Produção goiana de sorgo deve registrar crescimento de 5,8% este ano, segundo a LSPA Foto: Enio Tavares

Goiás deve registrar aumento de produção em pelo menos seis culturas na safra 2024, em comparação com a safra 2023. É o que indica a edição de abril do Levantamento Sistemático de Produção Agrícola (LSPA), divulgado na terça-feira (14/5) pelo Instituto Brasileiro de Geografia e Estatística (IBGE). Nos casos do sorgo e do tomate, por exemplo, a LSPA aponta para o aumento do rendimento médio, resultando em altas na produção de 5,8% e 27,1%, respectivamente.

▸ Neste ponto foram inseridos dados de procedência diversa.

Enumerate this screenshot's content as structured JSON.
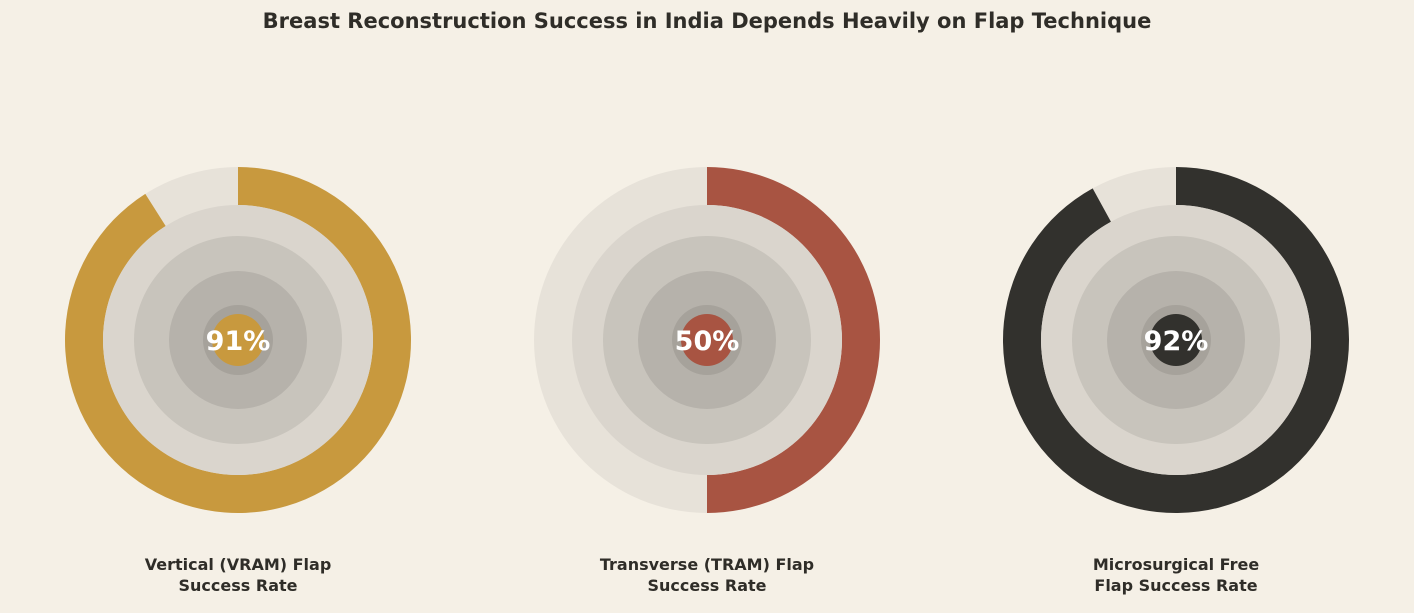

Secretário estadual de Agricultura, Pecuária e Abastecimento em substituição, João Asmar Júnior destaca que a atuação do Governo de Goiás é crucial para impulsionar esse crescimento da produção agrícola. “Por meio de políticas e programas de incentivo, o Estado tem fomentado o desenvolvimento sustentável do setor, promovendo a adoção de tecnologias modernas, a assistência técnica e o acesso a crédito para os produtores rurais”, explica.

Outros produtos com variação percentual estimada positiva são o arroz (7,2%), o feijão 2ª safra (4,7%), o girassol (15%) e a mandioca (4,1%), casos em que o aumento do volume está associado especialmente ao crescimento da área plantada.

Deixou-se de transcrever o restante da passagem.